Police did not release her name.

Francis left school early Friday and was traveling east on Bay to Bay Boulevard at 12:55 p.m. when he collided with the side of a Kia Sorento headed north on Lois Avenue, Tampa police said. The Kia driver had stopped for a stop sign and was proceeding across Bay to Bay but did not see the motorcycle as it approached at a high rate of speed, police said.

The driver of the Kia also was injured and taken to a hospital. He is expected to survive, police said.

The crash remains under investigation.

Francis’ mother, Iris Rodgers, trusted her son on a motorcycle, she said. But she worried about others on the road.

Rodgers described her son’s life as vibrant, his interests broad. He traveled to Germany and Spain, spending time skiing and snorkeling. He played baseball and piano and rode motocross. But Rodgers will remember most his love of engines.

“He had an engineering kind of mind,” Rodgers said. “He was a brilliant kid. He would have done something special.”

Rodgers recalls going on Busch Gardens’ Cheetah Hunt with Francis, where he explained the mechanisms of the high-powered roller coaster.

Francis got the “mechanics” gene from his father, Gary Francis. The boy was given an electric bike when he was around 5 and wore out the tires before he got a gas-powered bike. Father and son had been riding together since Francis could walk.

“We used to always have helmet radios,” Gary Francis said. “So a lot of the thousands of hours we’ve ridden in the dirt or on the streets, we were always talking to each other on the radio.”

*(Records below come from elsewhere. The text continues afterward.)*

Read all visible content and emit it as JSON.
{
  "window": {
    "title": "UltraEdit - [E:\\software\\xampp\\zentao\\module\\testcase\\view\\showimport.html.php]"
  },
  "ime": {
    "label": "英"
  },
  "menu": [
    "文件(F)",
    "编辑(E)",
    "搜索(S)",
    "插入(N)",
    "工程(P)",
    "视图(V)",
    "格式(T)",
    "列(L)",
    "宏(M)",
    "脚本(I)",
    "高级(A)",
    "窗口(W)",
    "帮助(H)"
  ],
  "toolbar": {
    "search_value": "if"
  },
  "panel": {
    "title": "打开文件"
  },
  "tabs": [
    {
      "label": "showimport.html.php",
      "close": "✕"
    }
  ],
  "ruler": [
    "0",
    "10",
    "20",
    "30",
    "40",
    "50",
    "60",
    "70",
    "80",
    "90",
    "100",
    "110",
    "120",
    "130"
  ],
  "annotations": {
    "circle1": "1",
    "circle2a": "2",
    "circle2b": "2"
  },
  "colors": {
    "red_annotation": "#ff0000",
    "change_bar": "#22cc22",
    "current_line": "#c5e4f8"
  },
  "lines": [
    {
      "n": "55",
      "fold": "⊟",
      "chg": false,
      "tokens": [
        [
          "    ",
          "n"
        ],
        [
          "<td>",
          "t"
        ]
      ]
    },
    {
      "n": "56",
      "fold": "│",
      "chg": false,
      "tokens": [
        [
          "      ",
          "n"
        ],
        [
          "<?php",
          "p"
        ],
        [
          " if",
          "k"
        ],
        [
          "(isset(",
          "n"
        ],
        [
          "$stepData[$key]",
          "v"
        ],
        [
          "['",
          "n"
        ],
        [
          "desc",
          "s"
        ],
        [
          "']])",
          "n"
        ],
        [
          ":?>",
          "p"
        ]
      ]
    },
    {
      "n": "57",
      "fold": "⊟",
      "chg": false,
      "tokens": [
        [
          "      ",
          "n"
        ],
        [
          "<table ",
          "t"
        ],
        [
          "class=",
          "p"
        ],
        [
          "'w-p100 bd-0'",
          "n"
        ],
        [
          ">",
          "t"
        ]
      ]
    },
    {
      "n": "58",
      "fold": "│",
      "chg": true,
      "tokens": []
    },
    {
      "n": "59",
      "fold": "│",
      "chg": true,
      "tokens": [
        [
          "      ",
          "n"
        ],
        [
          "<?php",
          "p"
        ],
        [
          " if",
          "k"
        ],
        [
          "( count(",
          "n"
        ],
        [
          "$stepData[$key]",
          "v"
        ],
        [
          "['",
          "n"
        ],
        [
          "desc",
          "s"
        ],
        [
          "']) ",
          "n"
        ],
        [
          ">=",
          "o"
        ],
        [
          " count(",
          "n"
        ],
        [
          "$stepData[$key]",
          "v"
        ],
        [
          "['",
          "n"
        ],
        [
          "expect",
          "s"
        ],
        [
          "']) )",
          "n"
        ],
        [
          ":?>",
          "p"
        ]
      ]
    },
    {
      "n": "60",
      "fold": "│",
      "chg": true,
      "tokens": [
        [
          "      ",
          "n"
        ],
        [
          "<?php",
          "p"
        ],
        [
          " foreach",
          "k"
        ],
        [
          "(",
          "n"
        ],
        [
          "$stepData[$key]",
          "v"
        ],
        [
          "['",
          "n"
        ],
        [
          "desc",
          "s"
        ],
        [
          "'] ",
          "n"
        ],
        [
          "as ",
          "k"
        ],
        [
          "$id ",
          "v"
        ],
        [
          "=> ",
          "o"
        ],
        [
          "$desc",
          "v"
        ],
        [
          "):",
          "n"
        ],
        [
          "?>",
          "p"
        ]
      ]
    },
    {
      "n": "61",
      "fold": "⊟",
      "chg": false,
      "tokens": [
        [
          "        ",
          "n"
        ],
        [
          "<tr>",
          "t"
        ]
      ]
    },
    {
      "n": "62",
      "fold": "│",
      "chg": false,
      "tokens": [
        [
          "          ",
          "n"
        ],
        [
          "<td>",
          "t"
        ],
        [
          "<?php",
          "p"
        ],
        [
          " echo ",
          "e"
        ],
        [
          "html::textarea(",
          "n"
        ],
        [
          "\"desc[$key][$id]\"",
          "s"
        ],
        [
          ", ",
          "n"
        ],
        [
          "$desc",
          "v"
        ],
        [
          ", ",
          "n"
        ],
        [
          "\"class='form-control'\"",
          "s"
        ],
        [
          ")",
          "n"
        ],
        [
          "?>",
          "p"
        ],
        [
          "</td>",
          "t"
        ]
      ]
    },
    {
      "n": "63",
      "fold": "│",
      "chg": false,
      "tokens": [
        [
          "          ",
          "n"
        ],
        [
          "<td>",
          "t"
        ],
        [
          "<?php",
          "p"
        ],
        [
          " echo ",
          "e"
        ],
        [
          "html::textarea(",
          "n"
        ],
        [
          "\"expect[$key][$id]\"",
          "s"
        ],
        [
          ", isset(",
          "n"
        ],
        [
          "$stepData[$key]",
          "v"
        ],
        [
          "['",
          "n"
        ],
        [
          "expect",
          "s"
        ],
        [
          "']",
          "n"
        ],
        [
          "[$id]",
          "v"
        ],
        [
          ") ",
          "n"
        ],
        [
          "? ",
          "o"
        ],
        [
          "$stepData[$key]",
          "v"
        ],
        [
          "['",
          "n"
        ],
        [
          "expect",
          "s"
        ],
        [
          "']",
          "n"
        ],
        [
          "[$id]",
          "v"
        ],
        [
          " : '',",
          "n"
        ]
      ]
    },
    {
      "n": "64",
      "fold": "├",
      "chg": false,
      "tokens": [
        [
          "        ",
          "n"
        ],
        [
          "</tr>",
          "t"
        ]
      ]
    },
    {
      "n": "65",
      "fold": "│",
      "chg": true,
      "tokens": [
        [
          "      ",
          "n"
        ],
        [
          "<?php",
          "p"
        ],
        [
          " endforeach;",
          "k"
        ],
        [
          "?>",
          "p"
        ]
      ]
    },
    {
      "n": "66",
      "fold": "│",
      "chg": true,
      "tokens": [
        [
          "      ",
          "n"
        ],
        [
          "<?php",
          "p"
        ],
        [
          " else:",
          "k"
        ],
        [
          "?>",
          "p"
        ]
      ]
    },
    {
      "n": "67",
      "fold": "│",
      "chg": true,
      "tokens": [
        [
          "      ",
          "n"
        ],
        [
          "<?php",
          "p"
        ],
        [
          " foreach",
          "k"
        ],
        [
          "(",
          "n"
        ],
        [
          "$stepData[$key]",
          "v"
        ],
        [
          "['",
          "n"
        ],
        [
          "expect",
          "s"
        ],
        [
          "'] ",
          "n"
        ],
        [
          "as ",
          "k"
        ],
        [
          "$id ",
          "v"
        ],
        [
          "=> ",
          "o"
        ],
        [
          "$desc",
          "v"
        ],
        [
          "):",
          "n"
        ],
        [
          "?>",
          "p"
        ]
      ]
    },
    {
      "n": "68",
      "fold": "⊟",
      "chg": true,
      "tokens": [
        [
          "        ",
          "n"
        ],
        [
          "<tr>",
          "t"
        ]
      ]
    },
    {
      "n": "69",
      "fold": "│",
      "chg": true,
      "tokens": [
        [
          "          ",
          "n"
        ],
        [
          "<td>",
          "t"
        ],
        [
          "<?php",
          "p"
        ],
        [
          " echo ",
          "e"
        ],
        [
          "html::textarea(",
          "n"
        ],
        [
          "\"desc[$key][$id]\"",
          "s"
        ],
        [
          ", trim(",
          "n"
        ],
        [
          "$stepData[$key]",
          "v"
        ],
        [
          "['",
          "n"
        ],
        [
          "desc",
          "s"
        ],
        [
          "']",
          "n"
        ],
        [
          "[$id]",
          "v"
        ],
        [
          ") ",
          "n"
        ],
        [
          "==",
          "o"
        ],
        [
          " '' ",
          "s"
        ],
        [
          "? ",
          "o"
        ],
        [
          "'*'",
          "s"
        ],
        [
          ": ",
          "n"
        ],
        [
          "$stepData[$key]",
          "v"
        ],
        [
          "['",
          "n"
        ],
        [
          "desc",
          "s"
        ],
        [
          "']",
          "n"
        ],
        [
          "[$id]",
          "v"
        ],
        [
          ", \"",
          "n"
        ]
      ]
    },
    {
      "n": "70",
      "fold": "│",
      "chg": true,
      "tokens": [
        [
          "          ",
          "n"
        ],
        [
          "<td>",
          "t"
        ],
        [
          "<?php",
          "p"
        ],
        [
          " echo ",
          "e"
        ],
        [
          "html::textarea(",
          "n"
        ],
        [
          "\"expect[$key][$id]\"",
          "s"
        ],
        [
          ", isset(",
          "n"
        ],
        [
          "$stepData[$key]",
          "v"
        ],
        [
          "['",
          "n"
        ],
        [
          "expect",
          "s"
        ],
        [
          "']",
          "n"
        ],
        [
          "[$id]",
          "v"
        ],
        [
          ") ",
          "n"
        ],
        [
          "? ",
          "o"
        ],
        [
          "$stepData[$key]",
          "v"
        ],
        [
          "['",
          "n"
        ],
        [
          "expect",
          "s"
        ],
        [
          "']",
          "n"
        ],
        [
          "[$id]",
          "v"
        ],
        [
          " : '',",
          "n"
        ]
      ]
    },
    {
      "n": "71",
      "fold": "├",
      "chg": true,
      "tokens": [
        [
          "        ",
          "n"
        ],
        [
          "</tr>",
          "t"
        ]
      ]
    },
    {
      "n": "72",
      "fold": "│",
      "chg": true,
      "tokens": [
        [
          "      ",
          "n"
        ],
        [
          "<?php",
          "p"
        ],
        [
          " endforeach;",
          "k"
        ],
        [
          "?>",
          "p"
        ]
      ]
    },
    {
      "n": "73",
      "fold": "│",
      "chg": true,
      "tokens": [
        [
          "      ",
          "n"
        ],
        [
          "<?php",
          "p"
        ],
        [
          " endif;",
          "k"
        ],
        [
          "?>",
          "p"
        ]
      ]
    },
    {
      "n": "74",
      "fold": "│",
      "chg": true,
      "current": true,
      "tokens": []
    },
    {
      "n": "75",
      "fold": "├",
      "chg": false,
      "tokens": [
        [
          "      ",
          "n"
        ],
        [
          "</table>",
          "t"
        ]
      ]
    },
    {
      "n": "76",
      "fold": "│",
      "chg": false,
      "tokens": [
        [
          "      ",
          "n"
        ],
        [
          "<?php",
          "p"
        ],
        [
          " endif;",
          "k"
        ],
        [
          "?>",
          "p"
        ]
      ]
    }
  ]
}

He said he’s sure his son and the teen’s passenger were wearing helmets at the time of the crash. He always did.

Francis devoured books, articles and videos on engines. His father took him to Barney’s Motorcycle and Marine in St. Petersburg for the first time at age 15, and Francis knew immediately he wanted to work there. A manager was impressed by the teen’s knowledge of engines but told him he had to be 16 to work there. A year later, he went back and got the job.

Friends held a vigil for Francis on Saturday night on Davis Islands, setting off fireworks, like Francis loved to do.

Connor Hanlon, a junior at Plant High, said Francis was a great friend and funny, without a mean bone in his body. Friends recalled the time he drove a lawnmower to school after the principal told him his motorcycle was too loud.

It has warmed his father’s heart to hear from his son’s friends that the teen sought out people who were lonely to offer companionship. As a child, Francis got a dollar from his dad for each friend he made during vacations that took them to RV parks.

“We’d pull up and Ben would ask, ‘Hey, you want to play manhunt?’ Every RV park it was $10, $20 worth of new friends.”

Gary Francis said he has begun writing down all the things his son told him over the years. He’s planning on taking to heart the words of advice the teen gave him.

He compared his feelings since learning of his son’s death to riding a roller coaster: “I’m going to have a lot of ups and downs. I’m just hanging on.”